Monday, November 1, 2010

From Afar: Tesco Lasagna Sandwich

Islington Green Metro
25-29 Islington Green
London
N1 8DU
0845 6779864
www.tesco.com

by Beau Cadiyo

One Saturday morning I took a walk with Des Ayuno and Frank Ely. We stopped at a cash machine outside the Islington Tesco when I realized I had to go inside.

“Where’s he going?” I heard Frank ask behind me.
“He's going to get a lasagna sandwich,” Des replied.
“A what?”

I marched in and looked up and down the aisles, giving each a token glance without seeing the sandwich cooler. Finally, I asked a clerk, who pointed me back to the front of the store, which I'd vigorously strode past and thus missed completely. He followed the labels with his finger, and we'd almost given up when he said, “Ah there, we have one...no, two left.”

At 11 a.m. on a Saturday, they'd almost sold out.

I grabbed one and held it for a minute, jittery with anticipation. £2.20. A triangular plastic package with a cellophane window, and, inside, white bread bookending two layers of pasta, cheese, sauce and ground meat. What kind of meat? A true pilgrim would never ask.

When I got outside, Des and Frank were still waiting to take out money. They saw my prize and Frank – a gourmet chef – shook his head. Des leaned in to look at it the way one might look at a harmless animal secure in a cage, but shrank away when it was brought marginally closer to her face.

I have learned when living abroad that it's sometimes best to play into English stereotypes of American behavior. It's a subtle but effective form of manipulation. If you defy their expectations (i.e., with nuanced insight and intelligent sophistication), they feel they can't let down their guard around you, whereas if you act as they expect of the oafish American abroad, they feel validated and are less wary. This is entirely true even of people who should know better – like Frank, whom I’ve known for nearly three years, and Des, whom I’ve known for 15. Thus, I became the aggressive, pushy American stereotype. I ignored their protestations of disgust, ripped the cellophane open, pulled out half the sandwich and thrust it upon Des. Then I pulled out the other half for myself.

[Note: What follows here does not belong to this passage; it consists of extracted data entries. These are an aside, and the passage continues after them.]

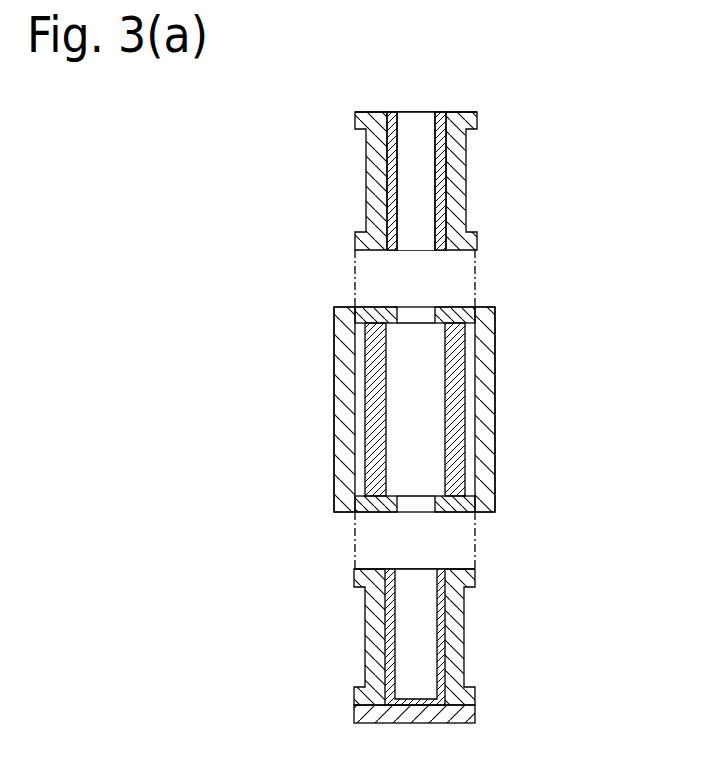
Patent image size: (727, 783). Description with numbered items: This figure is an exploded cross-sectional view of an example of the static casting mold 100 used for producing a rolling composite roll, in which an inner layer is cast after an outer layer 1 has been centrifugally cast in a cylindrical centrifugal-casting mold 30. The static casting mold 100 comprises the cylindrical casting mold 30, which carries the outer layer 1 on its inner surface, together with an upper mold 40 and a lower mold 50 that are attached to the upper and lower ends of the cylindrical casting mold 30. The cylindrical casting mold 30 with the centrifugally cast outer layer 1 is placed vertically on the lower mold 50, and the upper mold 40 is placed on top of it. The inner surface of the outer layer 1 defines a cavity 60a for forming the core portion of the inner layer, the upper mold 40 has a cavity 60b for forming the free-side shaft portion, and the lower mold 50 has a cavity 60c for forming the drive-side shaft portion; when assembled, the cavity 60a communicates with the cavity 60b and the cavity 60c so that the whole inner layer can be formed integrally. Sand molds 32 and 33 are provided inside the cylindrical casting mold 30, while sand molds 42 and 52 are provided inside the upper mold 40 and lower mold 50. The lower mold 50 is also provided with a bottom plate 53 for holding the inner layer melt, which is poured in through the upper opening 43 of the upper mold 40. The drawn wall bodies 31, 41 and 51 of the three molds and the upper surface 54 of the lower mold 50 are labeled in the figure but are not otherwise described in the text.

The static casting mold 100 is at (614, 321).
The outer layer 1 is at (480, 445).
The cylindrical casting mold 30 is at (534, 381).
The outer wall 31 is at (489, 413).
The sand mold 32 is at (470, 347).
The sand mold 33 is at (456, 305).
The upper mold 40 is at (529, 178).
The outer body of upper member 41 is at (458, 155).
The sand mold 42 is at (447, 212).
The upper opening 43 is at (413, 110).
The lower mold 50 is at (529, 638).
The outer body of lower member 51 is at (458, 612).
The sand mold 52 is at (446, 661).
The bottom plate 53 is at (471, 717).
The top surface of lower member 54 is at (410, 568).
The cavity 60a is at (408, 403).
The cavity 60b is at (410, 180).
The cavity 60c is at (410, 630).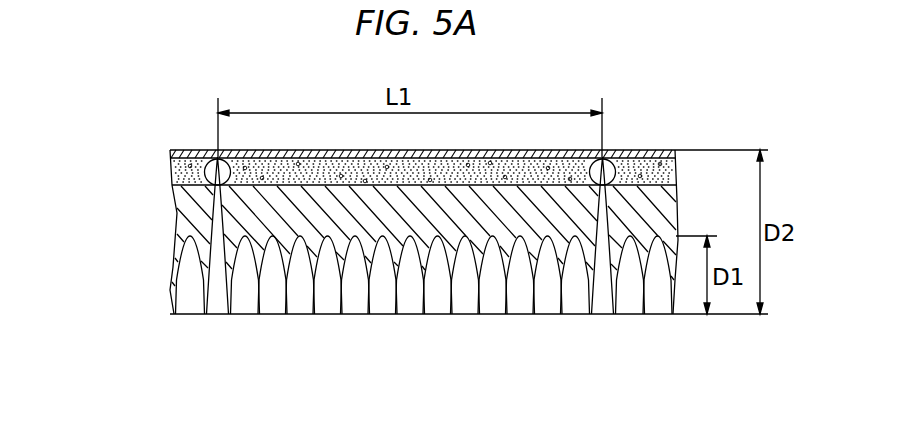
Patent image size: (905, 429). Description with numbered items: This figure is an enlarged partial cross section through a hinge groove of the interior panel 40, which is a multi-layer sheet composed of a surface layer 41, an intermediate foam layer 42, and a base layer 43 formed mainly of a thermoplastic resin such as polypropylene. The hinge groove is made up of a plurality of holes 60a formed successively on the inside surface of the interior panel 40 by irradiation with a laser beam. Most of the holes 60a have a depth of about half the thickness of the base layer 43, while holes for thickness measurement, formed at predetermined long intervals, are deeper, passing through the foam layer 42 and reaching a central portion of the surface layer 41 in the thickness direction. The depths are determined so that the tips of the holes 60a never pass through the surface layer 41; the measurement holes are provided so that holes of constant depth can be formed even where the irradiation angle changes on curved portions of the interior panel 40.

The interior panel 40 is at (66, 163).
The surface layer 41 is at (168, 154).
The intermediate foam layer 42 is at (168, 175).
The base layer 43 is at (168, 208).
The holes 60a is at (550, 312).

It worked. Despite her natural inclinations to the contrary, in the face of American pushiness, Des took a bite while Frank watched. Then she offered him a bite. Something about her face – perhaps its surprising equanimity, the continued chewing, the lack of total repulsion – made him take a bite without even a perfunctory shrug. As he was chewing, Des grabbed it back to take another bite, and then Frank did the same. Then Des finished it off.

There was no talking. We were all shocked: it wasn't actually bad. I wouldn't call it good – to me, the processed white bread and noodles were too carb-heavy and the texture didn't sit right in my mouth – but it actually sort of worked. There was enough sauce on it that the bread did not dry out, and Frank particularly praised the b├ęchamel. I think Des was just surprised that it didn’t make her want to vomit, and kept eating out of a kind of clinical curiosity – to see if she'd have some violent, negative reaction to it at some point.

I finished my half at 11:10 a.m. - exactly three hours after I’d walked my flag to the Tube and 24 hours before I'd have to get on it myself, to head to Heathrow. Over the course of the day we got gloriously drunk, ate oysters and pork belly and fish and lager bread and watched a documentary about the life and death of Arthur Russell until 3 a.m. My duties as transatlantic diplomat complete, I got five hours of sleep, packed and came back to the US, satisfied that I'd represented my country well.